You’re a Bitter Stranger: Barack Obama’s Campaign Song

Filed under:Music,Politics — posted by Anwyn on April 15, 2008 @ 4:29 pm

Part One: The Pitch, Suitably Vague and Feelgood

However you feel, whatever it takes
Whenever it’s real, whatever awaits.
Whatever you need, however so slight
Whenever it’s real, whenever it’s right.

Part Two: The Woo–You’re Bitter, Right? Come On, Baby, I Can Fix It

I’ve been thinking long and hard about the things you said to me–
Like a bitter stranger
Now I see the long and short, the middle, and what’s in between
I could spit on a stranger.

Part Three: The Truth

Honey, I’m a prize and you’re a catch and we’re a perfect match
Like two bitter strangers
Now I see the long and short of it and I can make it last
I could spit on a stranger
You’re a bitter stranger
I could spit on a stranger
You’re a bitter stranger.

Part Four: The Desperation–Come Back, Baby, What’d I Say?
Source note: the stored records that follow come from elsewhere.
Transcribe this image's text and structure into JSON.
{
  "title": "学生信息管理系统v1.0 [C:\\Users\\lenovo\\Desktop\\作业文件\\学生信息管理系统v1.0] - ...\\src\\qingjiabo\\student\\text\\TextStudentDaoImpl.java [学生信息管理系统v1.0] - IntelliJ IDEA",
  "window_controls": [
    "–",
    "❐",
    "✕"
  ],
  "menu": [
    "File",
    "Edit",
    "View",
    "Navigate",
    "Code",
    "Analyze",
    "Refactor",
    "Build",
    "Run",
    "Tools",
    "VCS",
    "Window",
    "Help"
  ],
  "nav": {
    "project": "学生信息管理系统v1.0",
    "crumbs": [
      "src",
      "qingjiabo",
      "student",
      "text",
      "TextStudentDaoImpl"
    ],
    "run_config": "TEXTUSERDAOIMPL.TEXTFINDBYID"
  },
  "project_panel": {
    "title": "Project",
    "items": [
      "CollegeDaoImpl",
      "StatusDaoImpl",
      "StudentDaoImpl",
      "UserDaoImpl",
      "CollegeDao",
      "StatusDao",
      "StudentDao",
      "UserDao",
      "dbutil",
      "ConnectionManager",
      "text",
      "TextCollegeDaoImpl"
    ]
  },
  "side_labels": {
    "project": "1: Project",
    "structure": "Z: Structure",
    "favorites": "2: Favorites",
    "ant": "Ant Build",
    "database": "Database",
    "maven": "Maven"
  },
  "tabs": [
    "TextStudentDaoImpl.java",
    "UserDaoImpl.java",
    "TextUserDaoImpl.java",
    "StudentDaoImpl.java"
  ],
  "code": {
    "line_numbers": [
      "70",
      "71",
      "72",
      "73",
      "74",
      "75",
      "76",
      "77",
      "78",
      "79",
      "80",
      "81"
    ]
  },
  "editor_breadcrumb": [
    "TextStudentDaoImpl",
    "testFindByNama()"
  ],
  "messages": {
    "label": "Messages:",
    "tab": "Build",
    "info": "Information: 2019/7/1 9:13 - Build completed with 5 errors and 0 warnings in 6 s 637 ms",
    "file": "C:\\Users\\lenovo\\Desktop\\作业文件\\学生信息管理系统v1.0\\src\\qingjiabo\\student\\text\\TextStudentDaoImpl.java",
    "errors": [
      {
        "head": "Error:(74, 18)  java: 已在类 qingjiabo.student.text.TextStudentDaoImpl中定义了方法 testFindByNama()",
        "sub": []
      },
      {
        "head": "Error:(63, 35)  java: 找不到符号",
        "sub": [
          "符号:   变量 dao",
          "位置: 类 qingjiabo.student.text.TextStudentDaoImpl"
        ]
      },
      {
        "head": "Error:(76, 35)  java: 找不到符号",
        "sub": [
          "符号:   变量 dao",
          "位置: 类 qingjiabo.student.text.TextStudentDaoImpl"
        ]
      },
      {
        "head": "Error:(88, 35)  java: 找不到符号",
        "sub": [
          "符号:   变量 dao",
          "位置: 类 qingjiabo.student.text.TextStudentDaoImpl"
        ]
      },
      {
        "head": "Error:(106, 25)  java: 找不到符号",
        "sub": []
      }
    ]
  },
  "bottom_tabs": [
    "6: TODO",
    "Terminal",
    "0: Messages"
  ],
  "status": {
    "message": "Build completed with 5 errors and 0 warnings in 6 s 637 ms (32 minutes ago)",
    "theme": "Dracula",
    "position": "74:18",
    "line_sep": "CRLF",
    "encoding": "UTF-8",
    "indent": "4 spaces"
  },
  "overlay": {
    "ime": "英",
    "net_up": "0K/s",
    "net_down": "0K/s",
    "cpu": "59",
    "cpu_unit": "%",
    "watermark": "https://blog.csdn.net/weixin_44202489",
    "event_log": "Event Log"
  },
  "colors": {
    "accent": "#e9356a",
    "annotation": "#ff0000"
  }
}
I see the sunshine in your eyes
I’ll try the things you’ve never tried
I’ll be the one that leaves you high, high, high …

Song written by Stephen Malkmus, performed here by Nickel Creek

You Said It, Lady

Filed under:Jerks,Politics — posted by Anwyn @ 2:46 pm

Yes, Michelle Obama, you most certainly are out of touch. Say on.

Got it, of course, from Hot Air headlines.

“War Is Not Pro-Life”

Filed under:Bumper Stickers,Language Barrier — posted by Anwyn @ 2:15 pm

Seen on a bumper sticker.

Pro whose lives? Pro the lives of tyrants who rape, murder, and imprison at will? No, it is not. Pro the lives of those who serve such tyrants? No, it is not.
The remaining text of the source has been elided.